Headed In The Wrong Direction
Instead of carrying on where they left off with Krueger, the Oilers’ first season with Eakins was disastrous. The coach’s new team system was an abject failure, as Edmonton became a puck-possession black hole and hemorrhaged shots, scoring chances and goals against. Dubnyk’s numbers plummeted and he was eventually shipped off to the Nashville Predators for a lackluster return. Core youngsters like Gagner, Yakupov, Justin Schultz and Jeff Petry all regressed. Hall and Eberle continued to produce points, but they were the only bright spots for a team that routinely looked lost, disorganized, and utterly defeated. They finished the season 29-44-9.
As bad as the 2014 Oilers were, the 2015 Oilers are shaping up to be even worse. They’ve shored up their possession game a bit, but the team’s scoring has gone bone dry. Hall is well below his previous point-per-game pace, with only 18 points in 25 games. Eberle has been disappointing, with only 18 points in 30 games. Yakupov’s infectious ear-to-ear smile has disappeared, and so has his scoring: eight points in 31 games. Any confidence that the team once had is long, long gone.
The Oilers were prepared for their team to have issues in the present, but if the organization’s young talent has stopped improving it puts their entire future in serious jeopardy. All those struggles of the past, all of those years of failure, might have no light at the end of the tunnel if their current course is not somehow corrected.
Now, all of this isn’t to say that Eakins is a bad coach. I truly don’t believe that. He says a lot of right things and comes off as a guy that’s not only has a lot of good ideas about the game, but also able to connect well with his players. The Oilers’ struggles long predate Eakins, so he doesn’t deserve all of the blame for the current mess.
The Perfect Storm
At the same time, however, his hiring by the Oilers couldn’t have been a worse match for both parties. It was a perfect storm that turned into a state of emergency for everyone involved.
The young Oilers needed a lot of things out of their coach. Experience. Leadership. Consistency. Eakins has good qualities, but those aren’t the ones that he brought to the table when he got hired. Eakins, meanwhile, needed a better team to start his NHL coaching career with, one that had enough veteran players that could help step in and lead the team when he went through the normal growing pains as he got used to the job.
MacTavish made a huge gamble by hiring Eakins at the time, and he lost.

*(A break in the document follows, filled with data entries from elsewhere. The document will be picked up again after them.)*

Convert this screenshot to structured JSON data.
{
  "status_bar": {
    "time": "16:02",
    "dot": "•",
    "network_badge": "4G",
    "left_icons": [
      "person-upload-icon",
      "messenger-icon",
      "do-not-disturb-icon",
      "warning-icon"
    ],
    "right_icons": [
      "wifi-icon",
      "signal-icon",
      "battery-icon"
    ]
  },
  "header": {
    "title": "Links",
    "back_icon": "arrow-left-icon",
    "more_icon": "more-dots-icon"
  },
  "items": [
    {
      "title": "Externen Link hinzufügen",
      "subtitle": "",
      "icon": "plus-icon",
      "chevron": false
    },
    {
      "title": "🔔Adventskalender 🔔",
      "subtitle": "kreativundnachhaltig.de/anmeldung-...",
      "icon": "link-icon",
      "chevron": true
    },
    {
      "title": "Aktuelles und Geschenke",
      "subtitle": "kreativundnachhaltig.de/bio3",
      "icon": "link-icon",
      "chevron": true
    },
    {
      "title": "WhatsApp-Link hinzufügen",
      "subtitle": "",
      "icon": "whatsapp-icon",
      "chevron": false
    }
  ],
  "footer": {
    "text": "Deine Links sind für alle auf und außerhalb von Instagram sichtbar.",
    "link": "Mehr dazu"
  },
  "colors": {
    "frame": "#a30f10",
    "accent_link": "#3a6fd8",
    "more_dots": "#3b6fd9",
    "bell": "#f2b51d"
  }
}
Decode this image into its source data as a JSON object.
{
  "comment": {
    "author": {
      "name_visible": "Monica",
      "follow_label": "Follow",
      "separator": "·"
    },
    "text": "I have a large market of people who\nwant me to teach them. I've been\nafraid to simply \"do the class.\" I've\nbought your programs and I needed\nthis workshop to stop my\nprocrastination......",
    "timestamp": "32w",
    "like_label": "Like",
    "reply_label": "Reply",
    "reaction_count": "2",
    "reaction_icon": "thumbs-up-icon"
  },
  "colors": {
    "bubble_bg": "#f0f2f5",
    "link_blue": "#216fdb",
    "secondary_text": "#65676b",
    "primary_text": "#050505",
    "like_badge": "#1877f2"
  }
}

Young players need consistency and stability to grow, so firing Krueger and naming Eakins as the franchise’s fifth head coach in six seasons was the worst possible thing to do. How can young players be expected to learn and develop with that level of turnover? While there’s a lot of fan pressure for the team to now find another new head coach to right the ship, firing Eakins at this point would just cause more instability and might make things even worse for the Oilers, as strange as that sounds.
Some mistakes can be fixed. But when it comes to the current state of the Edmonton Oilers, their management’s desire to find the perfect head coach has put themselves into a hole that they might not be able to climb out of, and that’s something that should have everyone involved very, very concerned.